Помимо множества логических и ситуационных неувязок, роман насыщен и собственно фантастическими эпизодами. В некоторых случаях откровенная абсурдность изображаемого еще может получить мотивировку (саму по себе не слишком надежную) особенностями мировосприятия главного героя, его обостренным психологическим состоянием – так же, как это было в «Защите Лужина»: «Тут стены камеры начали выгибаться и вдавливаться, как отражения в поколебленной воде; директор зазыблился, койка превратилась в лодку. Цинциннат схватился за край, чтобы не свалиться, но уключина осталась у него в руке, – и, по горло среди тысячи крапчатых цветов, он поплыл, запутался и начал тонуть. Шестами, баграми, засучив рукава, принялись в него тыкать, поддевать его и вытаскивать на берег. Вытащили» (IV, 77). Однако большинство «фантастичных» ситуаций не поддается никакому объяснению с точки зрения здравого смысла. Таковы, например, регулярно происходящие подмены персонажей (директор тюрьмы Родриг Иванович неуловимо преображается в тюремщика Родиона, и наоборот; сюртук оказывается «запачкан в известку» попеременно то у адвоката, то у директора и т. д.) или знаменитая сцена «развоплощения» Цинцинната: «Какое недоразумение!» – сказал Цинциннат и вдруг рассмеялся. Он встал, снял халат, ермолку, туфли. Снял полотняные штаны и рубашку. Снял, как парик, голову, снял ключицы, как ремни, снял грудную клетку, как кольчугу. Снял бедра, снял ноги, снял и бросил руки, как рукавицы, в угол. То, что оставалось от него, постепенно рассеялось, едва окрасив воздух» (IV, 61). Настоящие чудеса происходят и во время званого ужина накануне казни: «метались, как райские птицы, слуги, роняя перья на черно-белые плиты» (IV, 159); «слуги, навербованные среди самых ловких франтов города, – лучшие представители его малиновой молодежи, – резво разносили кушанья (иногда даже перепархивая с блюдом через стол)» (IV, 160).
Если упоминание о «туманном числе» незнакомцев в «Защите Лужина» воспринимается как гротеск, то есть искажение только количественного, но не сущностного порядка[426]
, то художественное пространство «Приглашения на казнь» легитимирует именно качественное деформирование привычной картины реальности. Порой оно едва заметно (например, в реализации мотива «децентрации» в романе[427]), а иногда достигает огромных масштабов.Для осмысления природы и статуса «фантастического» в «Приглашении на казнь» на фоне литературной традиции обратимся к литературной фантастике как знаковой системе[428]

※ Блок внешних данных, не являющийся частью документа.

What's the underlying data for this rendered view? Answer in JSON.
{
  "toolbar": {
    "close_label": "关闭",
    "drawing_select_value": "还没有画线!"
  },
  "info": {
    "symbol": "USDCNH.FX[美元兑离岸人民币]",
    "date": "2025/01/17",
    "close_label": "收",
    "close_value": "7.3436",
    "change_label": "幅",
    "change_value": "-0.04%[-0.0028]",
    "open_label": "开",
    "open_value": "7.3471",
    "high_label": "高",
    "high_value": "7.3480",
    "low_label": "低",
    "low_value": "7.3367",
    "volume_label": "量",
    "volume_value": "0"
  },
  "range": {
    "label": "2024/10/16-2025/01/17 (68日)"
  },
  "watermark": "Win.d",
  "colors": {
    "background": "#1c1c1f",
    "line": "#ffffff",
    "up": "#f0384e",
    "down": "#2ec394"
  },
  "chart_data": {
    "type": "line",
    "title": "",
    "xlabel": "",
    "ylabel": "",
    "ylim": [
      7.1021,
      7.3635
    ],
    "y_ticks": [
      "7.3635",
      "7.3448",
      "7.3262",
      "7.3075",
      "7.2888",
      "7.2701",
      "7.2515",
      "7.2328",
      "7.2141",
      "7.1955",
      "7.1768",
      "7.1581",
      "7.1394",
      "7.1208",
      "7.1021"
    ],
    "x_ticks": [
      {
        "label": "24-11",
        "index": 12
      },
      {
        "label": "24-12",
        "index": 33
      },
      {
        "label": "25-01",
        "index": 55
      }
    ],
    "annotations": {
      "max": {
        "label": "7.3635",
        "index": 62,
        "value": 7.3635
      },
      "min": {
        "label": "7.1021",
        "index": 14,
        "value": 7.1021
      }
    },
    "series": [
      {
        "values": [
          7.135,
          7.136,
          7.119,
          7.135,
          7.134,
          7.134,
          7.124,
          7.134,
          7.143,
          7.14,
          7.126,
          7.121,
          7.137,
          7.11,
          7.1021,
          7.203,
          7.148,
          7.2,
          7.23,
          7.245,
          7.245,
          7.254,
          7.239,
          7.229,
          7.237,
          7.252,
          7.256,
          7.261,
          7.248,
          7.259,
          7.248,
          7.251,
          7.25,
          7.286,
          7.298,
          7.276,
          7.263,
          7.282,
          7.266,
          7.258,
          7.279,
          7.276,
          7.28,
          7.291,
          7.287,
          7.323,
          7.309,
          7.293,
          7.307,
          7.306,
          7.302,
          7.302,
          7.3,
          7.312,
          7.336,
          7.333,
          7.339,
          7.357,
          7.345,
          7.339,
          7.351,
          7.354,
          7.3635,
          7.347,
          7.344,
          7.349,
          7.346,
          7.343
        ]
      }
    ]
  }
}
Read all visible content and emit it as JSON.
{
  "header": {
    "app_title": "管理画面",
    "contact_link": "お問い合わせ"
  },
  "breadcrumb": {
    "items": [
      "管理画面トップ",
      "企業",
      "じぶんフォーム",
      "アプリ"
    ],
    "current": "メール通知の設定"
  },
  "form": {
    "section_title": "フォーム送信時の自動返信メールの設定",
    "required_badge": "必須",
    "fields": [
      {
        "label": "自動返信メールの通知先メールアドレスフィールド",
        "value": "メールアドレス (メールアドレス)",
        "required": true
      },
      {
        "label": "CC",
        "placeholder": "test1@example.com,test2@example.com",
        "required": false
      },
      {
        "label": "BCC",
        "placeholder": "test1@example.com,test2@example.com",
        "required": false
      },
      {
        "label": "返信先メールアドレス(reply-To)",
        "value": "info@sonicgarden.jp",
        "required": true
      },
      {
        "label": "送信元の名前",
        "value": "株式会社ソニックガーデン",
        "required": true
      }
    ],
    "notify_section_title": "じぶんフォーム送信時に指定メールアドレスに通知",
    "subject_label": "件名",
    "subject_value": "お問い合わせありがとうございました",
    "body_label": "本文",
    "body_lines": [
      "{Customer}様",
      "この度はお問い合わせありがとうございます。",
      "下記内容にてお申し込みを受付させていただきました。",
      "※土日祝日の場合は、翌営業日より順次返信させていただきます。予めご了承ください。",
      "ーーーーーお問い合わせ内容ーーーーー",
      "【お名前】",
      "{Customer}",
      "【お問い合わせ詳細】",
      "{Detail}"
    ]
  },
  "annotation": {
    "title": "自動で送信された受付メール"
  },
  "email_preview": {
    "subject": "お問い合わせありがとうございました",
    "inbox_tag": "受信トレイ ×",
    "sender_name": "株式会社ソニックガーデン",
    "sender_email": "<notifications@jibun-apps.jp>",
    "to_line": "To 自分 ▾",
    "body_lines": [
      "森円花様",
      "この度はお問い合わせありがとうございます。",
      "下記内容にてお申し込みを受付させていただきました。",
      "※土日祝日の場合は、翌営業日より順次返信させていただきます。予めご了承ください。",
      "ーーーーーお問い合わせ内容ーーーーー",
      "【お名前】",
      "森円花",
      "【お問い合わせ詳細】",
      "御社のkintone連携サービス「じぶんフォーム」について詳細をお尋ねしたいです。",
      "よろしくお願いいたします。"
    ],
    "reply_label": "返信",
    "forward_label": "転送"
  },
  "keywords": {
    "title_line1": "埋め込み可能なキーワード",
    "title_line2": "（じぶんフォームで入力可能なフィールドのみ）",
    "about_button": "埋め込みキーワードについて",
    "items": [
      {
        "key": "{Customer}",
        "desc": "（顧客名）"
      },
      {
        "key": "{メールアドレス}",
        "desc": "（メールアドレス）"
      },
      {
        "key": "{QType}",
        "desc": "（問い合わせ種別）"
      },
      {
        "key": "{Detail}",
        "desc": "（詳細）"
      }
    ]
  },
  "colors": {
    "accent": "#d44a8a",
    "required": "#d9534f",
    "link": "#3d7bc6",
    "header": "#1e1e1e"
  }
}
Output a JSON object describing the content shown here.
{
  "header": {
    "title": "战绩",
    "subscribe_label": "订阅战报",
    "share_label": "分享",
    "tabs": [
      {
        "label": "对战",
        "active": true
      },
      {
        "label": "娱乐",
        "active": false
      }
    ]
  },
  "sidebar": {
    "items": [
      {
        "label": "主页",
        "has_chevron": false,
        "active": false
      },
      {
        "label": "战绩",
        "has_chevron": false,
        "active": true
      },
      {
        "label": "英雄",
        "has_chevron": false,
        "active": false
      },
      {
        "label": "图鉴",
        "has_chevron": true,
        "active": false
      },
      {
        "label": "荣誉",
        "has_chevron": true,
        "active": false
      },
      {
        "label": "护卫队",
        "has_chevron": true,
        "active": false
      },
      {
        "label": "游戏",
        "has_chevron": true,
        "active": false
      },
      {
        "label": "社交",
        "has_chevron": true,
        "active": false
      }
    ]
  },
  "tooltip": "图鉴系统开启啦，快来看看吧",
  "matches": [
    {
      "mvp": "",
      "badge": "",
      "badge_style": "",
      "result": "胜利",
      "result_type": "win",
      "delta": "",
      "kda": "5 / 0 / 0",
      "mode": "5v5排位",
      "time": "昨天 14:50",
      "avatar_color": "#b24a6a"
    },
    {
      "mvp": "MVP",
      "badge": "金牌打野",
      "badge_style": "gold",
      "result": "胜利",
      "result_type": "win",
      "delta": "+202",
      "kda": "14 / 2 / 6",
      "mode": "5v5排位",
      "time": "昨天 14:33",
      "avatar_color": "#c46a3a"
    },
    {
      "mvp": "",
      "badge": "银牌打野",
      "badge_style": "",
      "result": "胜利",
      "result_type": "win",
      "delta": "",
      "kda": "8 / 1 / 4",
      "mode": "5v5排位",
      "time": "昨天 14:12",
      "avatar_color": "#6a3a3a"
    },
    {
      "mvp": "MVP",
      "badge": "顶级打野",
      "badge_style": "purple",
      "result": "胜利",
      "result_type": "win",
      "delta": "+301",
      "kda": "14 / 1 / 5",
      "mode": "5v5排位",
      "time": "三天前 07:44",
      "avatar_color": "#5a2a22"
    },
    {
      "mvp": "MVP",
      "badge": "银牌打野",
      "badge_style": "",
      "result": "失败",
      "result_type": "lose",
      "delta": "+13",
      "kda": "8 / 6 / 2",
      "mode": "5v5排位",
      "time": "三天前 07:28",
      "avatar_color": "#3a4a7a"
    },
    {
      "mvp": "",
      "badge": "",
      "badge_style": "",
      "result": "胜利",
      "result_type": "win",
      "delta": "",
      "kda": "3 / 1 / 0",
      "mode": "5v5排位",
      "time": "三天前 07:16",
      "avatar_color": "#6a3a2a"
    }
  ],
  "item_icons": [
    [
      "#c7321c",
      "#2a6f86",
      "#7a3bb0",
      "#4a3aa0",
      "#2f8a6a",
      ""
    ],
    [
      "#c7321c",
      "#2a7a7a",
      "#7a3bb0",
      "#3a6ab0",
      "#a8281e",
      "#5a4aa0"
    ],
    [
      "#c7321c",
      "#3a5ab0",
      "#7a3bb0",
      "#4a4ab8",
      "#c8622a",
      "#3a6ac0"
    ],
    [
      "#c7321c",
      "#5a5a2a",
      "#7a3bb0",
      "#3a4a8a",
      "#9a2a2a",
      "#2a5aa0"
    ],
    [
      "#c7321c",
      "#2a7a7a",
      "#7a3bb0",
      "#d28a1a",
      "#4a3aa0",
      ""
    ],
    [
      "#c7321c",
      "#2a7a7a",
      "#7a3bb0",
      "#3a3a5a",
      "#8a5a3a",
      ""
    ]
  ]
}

. Вне зависимости от того, сосуществует ли фантастическое в тексте на равных правах с реальным (прием «завуалированной» фантастики), подвергается ли оно в итоге дискредитации или же позиционируется как подлинно случившееся, сама категория фантастического структурируется в тексте непосредственно читателем. По определению Ц. Тодорова, «фантастическое – это колебание, испытываемое человеком, которому знакомы лишь законы природы, когда он наблюдает явление, кажущееся сверхъестественным»[429]. Следовательно, литературная фантастика неизбежно эксплуатирует внеэстетический опыт читателя[430] и может существовать как феномен только в читательской корреляции с жизненной реальностью, апеллируя к индивидуальным представлениям об объективно возможном[431]. Все художественные тексты, манифестирующие противопоставление «реального» и «фантастического», целиком поддерживают бытовые, взятые непосредственно из обыденной жизни представления о естественном и сверхъестественном, нормальном и аномальном[432]. Именно то, что мыслится как невозможное в реальной действительности, перекодируясь на язык искусства, воспринимается в качестве «фантастического» в литературном произведении[433]. Процесс чтения литературной фантастики разворачивается как наложение друг на друга двух семиотических моделей: читательского кода восприятия жизненной реальности и структуры текста, базирующейся на оппозиции «обычное»/«сверхъестественное».